Wednesday, March 21, 2012

ABCDs ; The Culture-Conflict. 38



                                               (Source : The Namesake by Jhumpa Lahiri)


                That night at the dinner table, Gogol brought it up with his parents. It was one thing for Gogol to be the name penned in calligraphy on his high school diploma, and printed  below his picture  in the year book, he'd begun. It was one thing, even for it to be typed on his applications to five Ivy League colleges, as well as to Stanford and Berkeley. But engraved, four years from now, on a bachelor of arts degree ? Written at the top of resume ? Centered on a business card ? It would be the name his parents picked out for him, he assured them, the good name they'd chosen for him when he was five.
           "What's done is done," his father had said. "It will be a hassle. Gogol has, in effect, become your good name."
            "It's too complicated now," his mother said, agreeing. "you're too old."
             "I'm not," he persisted. "I don't get it.

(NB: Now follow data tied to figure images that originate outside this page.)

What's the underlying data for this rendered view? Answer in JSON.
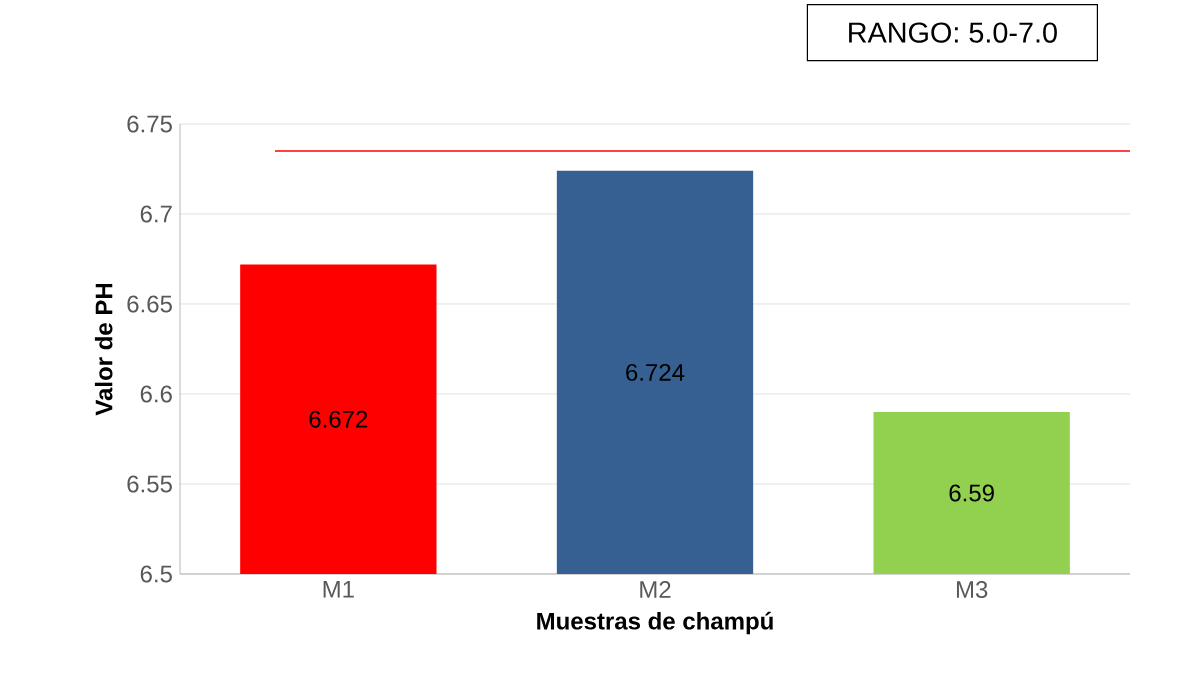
{
  "chart_data": {
    "type": "bar",
    "xlabel": "Muestras de champú",
    "ylabel": "Valor de PH",
    "categories": [
      "M1",
      "M2",
      "M3"
    ],
    "values": [
      6.672,
      6.724,
      6.59
    ],
    "colors": [
      "#ff0000",
      "#376092",
      "#92d050"
    ],
    "ylim": [
      6.5,
      6.75
    ],
    "yticks": [
      6.5,
      6.55,
      6.6,
      6.65,
      6.7,
      6.75
    ],
    "grid": "y",
    "data_labels": true,
    "ref_lines": [
      {
        "axis": "y",
        "value": 6.735,
        "color": "#ff0000"
      }
    ],
    "annotations": [
      "RANGO: 5.0-7.0"
    ]
  }
}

Why did you have to give me a pet name in the first place ? What's the point ?"
            "It's our way, Gogol," his mother maintained. "It's what Bengalis do."
             "But it's not even a Bengali name."
            He told his parents what he'd learned in Mr. Lawson's class, about Gogol's lifelong unhappiness, his mental instability, about how he had starved himself to death. "Did you know all this stuff about him ?" he asked.
           "You forgot to mention that he was also a genius," his father added.
            "I don't get it. How could you guys name me after someone so strange ? No one takes me seriously," Gogol said.
             "Who ? Who does not take you seriously ?" his father wanted to know, lifting his finger from his plate, looking up at him.
              "People," he said, lying to his parents. For his father had a point, the only person who didn't take Gogol seriously, the only person who tormented him, the only person chronically aware of and afflicted by the embarrassment of his name, the only person who constantly questioned it and wished it were otherwise, was Gogol. And yet he'd continued, saying that they should be glad, that his official name would be Bengali, not Russian.
             "I don't know, Gogol," his mother had said, shaking her head. "I really don't know." She got up to clear the dishes. Sonia slinked away, up to her room. Gogol remained at the table with his father. They sat there together while his mother was washing the plates.
             "Then change it," his father said simply, quietly, after a while.
             "Really ?"
             "In America anything is possible. Do as you wish."
             And so he had obtained a Commonwealth of Massachusetts change-of-name form, to submit along with a certified copy of his birth certificate and a check to the Middlesex Probate and Family court. He'd brought form to his father, who had glanced at it only briefly before signing his consent, with the same resignation with which he signed a check or a credit card receipt, his eyebrows slightly raised over his glasses, inwardly calculating the loss. He'd filled out the rest of the form in his own room, late at night when his family was asleep. He wrote in the new name he wished to adopt, then signed the form with his old signature. Only one part of the form had given him pause : in approximately three lines, he was asked to provide a reason for seeking the change. For nearly an hour he had sat there, wondering what to write. He'd left it blank in the end.